Fikirlerin Toplumsal Eylemi Yapılandırması: Protestan Ahlâkı Örneği
Weber’e göre Protestanlık (özelde Kalvinizm), daha rasyonel bir dünya görüşüne vurgusuyla, Batı kapitalizminin ortaya çıkışının fikrî temelinin şekillenmesine hizmet etmiştir. Bir fikirler bütünü olan Kalvinizm, Batı kapitalizminin ortaya çıkışının gerekli koşulları olan toplumsal değerler ve toplumsal eylem tiplerinin gelişmesini sağlamıştır.
Weber’e göre kapitalizmin ortaya çıkışı için gerekli rasyonel davranış çileci Protestan ruh içinde doğan bir dinsel ödev duygusunun ürünüdür. Rasyonel iktisadî davranışın kaynağı (16. ve 17. yüzyıldaki) Kalvinist kader inancı ve Kalvinizmde bulunan dinsel ‘ödev fikri’dir. Weber’in araştırmasının ana vurgusu Batı’da gelişmekte olan rasyonalitedir, Batı uygarlığına özgü hangi toplumsal faktörlerin rasyonelleşmeye yol açtığını anlamaya çalışır.

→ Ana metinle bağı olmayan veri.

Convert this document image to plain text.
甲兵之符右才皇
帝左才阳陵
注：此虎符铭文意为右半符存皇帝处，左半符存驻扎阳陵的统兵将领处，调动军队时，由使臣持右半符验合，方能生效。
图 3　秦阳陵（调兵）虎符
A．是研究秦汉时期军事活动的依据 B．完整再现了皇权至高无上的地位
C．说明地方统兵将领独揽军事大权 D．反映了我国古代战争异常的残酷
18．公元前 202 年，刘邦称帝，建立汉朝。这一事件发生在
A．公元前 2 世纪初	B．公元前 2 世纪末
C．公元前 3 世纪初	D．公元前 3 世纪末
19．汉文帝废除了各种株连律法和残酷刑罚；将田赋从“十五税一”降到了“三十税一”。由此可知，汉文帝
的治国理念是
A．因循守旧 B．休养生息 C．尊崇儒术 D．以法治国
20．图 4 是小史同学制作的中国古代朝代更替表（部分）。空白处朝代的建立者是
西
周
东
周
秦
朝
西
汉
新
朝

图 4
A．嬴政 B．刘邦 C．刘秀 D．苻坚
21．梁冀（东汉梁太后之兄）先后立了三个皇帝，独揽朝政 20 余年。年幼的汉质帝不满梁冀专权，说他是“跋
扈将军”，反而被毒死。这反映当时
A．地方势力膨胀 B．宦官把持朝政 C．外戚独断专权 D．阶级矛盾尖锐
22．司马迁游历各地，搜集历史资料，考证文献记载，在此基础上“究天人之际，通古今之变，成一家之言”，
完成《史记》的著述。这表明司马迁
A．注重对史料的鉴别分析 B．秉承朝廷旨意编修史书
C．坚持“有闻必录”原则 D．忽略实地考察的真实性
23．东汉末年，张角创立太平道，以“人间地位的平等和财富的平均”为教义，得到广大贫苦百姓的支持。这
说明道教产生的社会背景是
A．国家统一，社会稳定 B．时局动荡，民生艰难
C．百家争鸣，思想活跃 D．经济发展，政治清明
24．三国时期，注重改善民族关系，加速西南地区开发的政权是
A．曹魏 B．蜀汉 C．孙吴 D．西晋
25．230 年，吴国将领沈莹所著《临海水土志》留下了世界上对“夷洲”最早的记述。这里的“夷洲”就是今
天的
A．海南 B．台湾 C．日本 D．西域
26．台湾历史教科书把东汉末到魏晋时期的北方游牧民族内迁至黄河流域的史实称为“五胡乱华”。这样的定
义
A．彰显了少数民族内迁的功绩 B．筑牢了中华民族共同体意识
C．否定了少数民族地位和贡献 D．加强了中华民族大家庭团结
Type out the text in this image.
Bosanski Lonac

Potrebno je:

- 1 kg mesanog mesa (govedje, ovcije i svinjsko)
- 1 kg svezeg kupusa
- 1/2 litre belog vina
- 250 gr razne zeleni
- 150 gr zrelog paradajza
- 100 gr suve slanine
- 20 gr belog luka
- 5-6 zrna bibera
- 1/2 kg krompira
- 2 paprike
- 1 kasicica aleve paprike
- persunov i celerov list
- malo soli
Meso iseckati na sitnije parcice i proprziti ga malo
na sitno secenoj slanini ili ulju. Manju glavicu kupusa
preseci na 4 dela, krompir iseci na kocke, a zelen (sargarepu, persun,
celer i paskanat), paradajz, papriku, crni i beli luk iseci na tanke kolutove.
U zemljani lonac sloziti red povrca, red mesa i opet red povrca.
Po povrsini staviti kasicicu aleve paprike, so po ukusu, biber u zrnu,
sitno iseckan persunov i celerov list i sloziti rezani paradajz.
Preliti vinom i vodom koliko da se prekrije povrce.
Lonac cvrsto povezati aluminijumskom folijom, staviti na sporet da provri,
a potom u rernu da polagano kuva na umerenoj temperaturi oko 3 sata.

İnsanların davranışlarında kendiliğindenlik ortadan kaybolmaktadır; her şey bir kafese aittir ve modern dünyada gizem veya heyecana çok az yer vardır. Rasyonelleştirilmiş diğer tüm kurumsal alanlarda olduğu gibi, piyasa ekonomisi, kendi yasalarına sahip kişiler üstü bir düzen haline gelir. Köklü âdetler ve gelenekler, hatta din rasyonel organizasyona tâbî olmuş veya kendini onun gereklerine uyarlamıştır. Bürokrasi bu düzenleyici yönetimin, kişisel-olmayan ve tarafsız gücün bir örneğidir.
Bu yüzden bürokrasi, kesinlikle insanlara değil kurallara, bir kişisel ilişkiler ağına değil bir görevler hiyerarşisine dayandığı için, en etkili ve teknik bakımdan en üstün organizasyon biçimidir.
Weber sosyal sınıfların, yani üretim araçlarının mülkiyetine dayalı ilişkilerin önemini yadsımasa da, sınıflar aynı tipten insanları içerirken, gerçek, somut gruplaşmaların, etkileşimlerin iktisadî sınıfsal tabakalaşmanın karşıtı olan statü grupları etrafında şekillendiğini düşünür. Weber’in Marksçı bir sınıflar teorisinden hareketle daha ileriye taşıdığı bir görüş iktisadî mücadelenin Marx’ın gösterdiğinden daha çok yönlü olduğudur: “Sınıflar statü gruplarına ayrışır ve iktisadî piyasaların belirli kesimlerini kontrollerine geçirirler.